HI-TEK and Internet LOTO are entering this agreement with the full knowledge and
understanding that the principals of both companies are related. With that
disclosed, the said principals desire to keep the business matters completely
separate and therefore enter this agreement.
It is agreed that HI-TEK will be fully compensated at a commercial rate for its
services. Although it is acknowledge that these are below market value and
provided by HI-TEK due to the special relationship
between the parties. It is understood that the services may well be worth twice
the charged price but are incorporated through the principals.
Attached is the Internet LOTO's business plan and projections. The parties
incorporate that model for future work, which both parties agree to spend and
devote their best efforts to achieving. Internet LOTO reserves the right to
revoke the contract at anytime and HI-TEK agrees to accept reasonable
accommodations to modifications of said plan and projections. HI-TEK agrees to
submit changes in costs to Internet LOTO for approval.
HI-TEK does not have any proprietary right in any product for Internet LOTO.

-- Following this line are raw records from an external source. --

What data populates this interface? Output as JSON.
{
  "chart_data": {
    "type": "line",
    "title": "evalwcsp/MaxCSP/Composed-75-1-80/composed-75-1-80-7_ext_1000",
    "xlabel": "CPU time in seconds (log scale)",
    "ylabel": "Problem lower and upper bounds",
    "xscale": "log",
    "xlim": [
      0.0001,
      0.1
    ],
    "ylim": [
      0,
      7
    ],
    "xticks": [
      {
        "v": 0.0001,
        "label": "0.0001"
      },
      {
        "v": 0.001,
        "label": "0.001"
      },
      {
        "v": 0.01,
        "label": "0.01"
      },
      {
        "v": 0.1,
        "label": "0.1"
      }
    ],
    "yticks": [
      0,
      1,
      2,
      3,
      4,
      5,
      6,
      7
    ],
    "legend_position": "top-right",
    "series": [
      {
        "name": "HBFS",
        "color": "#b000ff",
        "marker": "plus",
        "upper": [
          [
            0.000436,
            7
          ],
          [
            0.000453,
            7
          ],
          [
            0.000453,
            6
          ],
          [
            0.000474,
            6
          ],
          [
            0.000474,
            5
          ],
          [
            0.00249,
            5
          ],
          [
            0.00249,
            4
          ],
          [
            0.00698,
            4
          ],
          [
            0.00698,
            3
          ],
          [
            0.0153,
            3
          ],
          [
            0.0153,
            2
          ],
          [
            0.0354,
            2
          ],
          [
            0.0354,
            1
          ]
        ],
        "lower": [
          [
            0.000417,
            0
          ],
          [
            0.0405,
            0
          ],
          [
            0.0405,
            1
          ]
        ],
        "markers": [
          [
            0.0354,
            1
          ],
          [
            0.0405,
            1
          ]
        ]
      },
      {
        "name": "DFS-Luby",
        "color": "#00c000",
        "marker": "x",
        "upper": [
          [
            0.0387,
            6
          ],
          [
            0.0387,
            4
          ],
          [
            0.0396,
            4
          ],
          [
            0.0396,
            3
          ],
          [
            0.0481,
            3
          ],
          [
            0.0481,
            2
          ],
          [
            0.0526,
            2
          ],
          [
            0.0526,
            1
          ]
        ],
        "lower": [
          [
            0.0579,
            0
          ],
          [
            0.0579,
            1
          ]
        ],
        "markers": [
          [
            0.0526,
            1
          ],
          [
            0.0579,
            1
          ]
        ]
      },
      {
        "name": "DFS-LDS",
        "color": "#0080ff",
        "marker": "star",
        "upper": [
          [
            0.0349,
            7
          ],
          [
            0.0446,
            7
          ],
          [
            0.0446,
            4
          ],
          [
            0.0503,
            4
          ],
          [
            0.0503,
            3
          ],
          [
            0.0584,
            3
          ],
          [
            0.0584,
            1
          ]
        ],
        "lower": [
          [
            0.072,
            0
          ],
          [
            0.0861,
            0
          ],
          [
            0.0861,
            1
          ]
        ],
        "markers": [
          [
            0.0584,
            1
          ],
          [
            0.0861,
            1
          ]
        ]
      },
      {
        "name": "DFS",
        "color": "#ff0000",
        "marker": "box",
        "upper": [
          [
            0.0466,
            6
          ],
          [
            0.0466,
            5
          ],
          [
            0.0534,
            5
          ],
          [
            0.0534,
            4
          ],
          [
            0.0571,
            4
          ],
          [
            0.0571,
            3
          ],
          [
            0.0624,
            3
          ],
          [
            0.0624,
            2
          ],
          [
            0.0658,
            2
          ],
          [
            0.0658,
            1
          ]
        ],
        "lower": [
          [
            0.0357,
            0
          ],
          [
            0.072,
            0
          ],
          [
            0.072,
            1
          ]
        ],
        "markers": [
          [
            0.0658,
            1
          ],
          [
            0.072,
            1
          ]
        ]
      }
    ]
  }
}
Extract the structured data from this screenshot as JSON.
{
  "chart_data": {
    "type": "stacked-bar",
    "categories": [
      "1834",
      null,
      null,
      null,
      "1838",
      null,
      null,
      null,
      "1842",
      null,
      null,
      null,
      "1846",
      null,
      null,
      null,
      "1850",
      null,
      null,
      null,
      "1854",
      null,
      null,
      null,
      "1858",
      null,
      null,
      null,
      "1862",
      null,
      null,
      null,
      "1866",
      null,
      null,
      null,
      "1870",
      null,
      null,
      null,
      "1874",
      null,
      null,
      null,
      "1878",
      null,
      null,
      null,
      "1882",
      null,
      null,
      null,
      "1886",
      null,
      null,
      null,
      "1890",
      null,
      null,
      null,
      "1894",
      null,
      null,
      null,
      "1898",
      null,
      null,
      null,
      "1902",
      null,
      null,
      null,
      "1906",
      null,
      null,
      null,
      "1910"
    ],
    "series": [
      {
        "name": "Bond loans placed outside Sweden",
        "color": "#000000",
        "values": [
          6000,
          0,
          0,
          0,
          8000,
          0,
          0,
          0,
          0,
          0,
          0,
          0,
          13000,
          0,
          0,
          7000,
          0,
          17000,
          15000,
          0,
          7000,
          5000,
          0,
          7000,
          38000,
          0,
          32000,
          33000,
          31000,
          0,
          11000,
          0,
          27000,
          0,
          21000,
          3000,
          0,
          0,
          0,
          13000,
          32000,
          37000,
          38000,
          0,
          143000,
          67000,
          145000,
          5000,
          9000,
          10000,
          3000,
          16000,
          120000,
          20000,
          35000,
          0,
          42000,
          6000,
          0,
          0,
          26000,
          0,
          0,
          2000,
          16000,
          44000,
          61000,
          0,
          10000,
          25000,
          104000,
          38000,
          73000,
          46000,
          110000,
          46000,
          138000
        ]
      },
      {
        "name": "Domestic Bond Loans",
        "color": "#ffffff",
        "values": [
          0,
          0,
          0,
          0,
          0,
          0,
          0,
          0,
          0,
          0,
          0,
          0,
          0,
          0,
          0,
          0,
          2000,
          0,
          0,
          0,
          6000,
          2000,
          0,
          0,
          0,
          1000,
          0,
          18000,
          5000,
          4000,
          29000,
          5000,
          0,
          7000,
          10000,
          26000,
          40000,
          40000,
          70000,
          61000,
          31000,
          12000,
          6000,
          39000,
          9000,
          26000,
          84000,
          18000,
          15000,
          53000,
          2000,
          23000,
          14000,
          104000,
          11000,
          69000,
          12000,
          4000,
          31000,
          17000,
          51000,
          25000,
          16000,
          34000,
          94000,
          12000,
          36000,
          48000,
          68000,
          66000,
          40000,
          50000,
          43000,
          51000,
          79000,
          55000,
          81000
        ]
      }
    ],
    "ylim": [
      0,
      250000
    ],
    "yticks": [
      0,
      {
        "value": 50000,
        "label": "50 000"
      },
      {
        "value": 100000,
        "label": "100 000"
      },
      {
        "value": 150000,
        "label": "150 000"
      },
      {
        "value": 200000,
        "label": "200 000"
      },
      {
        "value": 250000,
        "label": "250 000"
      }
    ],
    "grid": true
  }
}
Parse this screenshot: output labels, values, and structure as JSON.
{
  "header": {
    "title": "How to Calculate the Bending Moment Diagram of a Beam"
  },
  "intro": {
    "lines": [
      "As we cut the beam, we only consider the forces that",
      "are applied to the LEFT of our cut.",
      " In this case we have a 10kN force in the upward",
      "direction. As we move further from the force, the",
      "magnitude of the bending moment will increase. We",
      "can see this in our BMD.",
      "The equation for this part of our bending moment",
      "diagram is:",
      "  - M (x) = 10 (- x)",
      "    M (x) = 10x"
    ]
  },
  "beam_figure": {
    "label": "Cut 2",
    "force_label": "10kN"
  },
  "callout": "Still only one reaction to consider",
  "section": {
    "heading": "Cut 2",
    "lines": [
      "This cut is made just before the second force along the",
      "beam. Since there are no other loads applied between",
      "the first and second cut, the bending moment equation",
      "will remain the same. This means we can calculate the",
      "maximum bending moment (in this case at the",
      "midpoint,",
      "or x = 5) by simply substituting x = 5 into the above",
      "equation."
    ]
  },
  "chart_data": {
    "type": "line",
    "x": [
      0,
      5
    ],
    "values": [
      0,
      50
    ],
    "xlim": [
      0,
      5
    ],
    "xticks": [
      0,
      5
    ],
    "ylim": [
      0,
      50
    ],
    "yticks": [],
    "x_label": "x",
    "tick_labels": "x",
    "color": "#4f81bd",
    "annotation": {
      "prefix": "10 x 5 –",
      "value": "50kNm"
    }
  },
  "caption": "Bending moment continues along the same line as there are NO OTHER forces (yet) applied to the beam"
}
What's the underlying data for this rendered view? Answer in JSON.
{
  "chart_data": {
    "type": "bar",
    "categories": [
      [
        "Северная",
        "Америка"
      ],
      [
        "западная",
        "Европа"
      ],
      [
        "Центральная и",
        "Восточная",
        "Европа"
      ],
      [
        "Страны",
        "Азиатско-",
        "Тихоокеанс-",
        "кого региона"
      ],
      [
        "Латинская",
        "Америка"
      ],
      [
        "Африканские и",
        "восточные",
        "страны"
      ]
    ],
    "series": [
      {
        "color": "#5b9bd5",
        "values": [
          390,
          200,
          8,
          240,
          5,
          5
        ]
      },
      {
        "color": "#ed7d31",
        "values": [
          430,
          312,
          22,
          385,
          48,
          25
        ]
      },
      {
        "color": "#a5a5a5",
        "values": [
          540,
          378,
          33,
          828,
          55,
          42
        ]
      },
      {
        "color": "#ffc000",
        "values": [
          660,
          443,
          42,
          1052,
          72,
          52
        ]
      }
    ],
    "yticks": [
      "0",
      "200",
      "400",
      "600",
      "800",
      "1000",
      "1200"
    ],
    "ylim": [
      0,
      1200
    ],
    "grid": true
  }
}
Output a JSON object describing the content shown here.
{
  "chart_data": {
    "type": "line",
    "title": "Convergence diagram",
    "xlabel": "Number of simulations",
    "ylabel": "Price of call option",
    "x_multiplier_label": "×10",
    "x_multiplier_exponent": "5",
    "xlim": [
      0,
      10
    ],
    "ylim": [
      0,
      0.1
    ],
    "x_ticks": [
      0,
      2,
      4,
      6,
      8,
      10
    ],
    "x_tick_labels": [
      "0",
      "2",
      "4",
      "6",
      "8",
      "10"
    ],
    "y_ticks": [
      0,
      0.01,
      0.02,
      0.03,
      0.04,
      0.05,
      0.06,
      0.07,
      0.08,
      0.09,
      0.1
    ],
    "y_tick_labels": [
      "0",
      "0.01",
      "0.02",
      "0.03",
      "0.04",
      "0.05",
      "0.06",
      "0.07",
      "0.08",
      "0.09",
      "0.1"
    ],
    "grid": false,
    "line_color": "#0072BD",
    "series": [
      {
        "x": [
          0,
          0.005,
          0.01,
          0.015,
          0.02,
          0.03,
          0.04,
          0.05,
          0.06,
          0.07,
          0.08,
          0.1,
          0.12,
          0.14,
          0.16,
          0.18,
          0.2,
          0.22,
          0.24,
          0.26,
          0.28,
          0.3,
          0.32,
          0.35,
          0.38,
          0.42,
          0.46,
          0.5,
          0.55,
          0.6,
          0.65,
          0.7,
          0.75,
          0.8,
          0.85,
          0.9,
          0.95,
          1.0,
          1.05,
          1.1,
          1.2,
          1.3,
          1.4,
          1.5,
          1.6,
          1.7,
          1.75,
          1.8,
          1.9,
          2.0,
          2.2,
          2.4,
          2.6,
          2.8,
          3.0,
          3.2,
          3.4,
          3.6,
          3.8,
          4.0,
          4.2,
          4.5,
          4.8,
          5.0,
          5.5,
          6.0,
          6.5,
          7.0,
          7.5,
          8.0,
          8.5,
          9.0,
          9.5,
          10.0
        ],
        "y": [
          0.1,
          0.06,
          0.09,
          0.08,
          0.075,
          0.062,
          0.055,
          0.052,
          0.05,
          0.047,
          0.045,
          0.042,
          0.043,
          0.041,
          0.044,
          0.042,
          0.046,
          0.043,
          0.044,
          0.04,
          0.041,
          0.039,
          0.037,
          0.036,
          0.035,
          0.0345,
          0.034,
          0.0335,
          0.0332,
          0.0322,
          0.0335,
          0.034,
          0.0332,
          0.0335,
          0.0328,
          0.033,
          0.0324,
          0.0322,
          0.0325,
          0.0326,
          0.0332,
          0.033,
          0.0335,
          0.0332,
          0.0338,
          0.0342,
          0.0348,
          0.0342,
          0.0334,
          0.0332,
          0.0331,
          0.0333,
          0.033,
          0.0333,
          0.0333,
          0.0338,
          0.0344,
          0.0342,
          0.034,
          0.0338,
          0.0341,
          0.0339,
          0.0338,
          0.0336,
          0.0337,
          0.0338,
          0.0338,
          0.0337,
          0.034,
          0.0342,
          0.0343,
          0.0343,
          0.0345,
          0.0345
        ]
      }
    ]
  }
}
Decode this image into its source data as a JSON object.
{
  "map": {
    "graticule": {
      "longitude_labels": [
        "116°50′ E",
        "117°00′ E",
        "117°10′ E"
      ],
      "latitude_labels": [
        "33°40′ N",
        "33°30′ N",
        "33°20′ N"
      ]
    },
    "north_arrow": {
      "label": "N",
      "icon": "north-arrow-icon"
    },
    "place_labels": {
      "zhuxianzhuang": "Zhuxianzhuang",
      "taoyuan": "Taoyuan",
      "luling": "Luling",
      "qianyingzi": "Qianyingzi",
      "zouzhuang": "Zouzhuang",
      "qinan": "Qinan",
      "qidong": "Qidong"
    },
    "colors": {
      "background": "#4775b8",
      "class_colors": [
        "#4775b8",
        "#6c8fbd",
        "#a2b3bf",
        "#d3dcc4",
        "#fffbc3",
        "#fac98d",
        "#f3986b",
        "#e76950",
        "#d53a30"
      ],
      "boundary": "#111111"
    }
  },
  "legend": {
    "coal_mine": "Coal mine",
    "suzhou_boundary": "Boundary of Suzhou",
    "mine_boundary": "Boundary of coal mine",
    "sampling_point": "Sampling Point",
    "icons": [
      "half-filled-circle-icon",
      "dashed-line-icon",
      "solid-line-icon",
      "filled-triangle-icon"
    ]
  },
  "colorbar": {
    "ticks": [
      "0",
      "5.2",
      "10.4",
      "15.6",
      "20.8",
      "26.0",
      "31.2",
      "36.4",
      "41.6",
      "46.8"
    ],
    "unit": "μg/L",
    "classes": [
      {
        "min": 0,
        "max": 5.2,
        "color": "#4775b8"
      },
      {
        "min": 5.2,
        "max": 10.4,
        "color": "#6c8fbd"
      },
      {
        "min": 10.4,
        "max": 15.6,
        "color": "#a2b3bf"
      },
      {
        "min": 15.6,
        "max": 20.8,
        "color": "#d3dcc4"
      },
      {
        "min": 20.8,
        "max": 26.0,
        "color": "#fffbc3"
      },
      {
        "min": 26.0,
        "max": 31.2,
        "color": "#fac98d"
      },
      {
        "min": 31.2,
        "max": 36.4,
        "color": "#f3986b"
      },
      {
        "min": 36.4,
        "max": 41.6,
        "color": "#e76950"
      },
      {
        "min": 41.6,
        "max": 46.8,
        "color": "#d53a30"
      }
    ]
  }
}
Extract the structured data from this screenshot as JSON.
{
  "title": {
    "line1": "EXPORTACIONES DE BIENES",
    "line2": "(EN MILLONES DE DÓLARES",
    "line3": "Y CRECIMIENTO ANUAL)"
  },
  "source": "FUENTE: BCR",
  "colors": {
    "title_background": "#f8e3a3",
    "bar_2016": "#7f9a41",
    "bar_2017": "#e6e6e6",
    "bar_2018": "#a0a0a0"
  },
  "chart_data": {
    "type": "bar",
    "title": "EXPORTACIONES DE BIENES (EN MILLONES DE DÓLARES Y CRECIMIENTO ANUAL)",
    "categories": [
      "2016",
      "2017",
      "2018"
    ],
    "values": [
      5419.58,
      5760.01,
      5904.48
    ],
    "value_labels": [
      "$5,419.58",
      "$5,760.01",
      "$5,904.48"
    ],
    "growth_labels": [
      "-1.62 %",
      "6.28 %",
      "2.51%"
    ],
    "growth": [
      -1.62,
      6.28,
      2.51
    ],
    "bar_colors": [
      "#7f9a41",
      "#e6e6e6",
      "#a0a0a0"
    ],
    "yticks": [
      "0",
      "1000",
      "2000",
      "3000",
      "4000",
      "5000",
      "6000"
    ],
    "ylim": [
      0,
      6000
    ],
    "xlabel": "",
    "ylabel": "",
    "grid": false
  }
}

Internet LOTO owns and has rights to all intellectual property matters and is
hereby granted all such rights.
It is the intent within this agreement to compensate HI-TEK for work completed
and work to be done in the future. HI-TEK will have no ownership rights in
Internet LOTO and Internet LOTO will have no ownership rights in HI-TEK.
HI-TEK warrants and represents that it has substantial ties with foreign
countries and that those ties will be used for the benefit of Internet LOTO.
HI-TEK will use it's best efforts to promote and market Internet LOTO but does
not give up any rights to market or cross market any other customer of HI-TEK.
Therefore, with the aforementioned prices and the references made in the
prospective business plan the parties hereby agree that HI-TEK will fulfill the
marketing needs of Internet LOTO in the future and be compensated as listed
above for past works done on behalf of Internet LOTO.
/s/Xxx Xxxxxxx /s/ Xxxxxx X. Xxxxxxx
--------------------------------- ------------------------------------
Xxx Xxxxxxx, President Xxxxxx X. Xxxxxxx, President & CEO
HI-TEK Multimedia, Inc. Internet LOTO, Inc.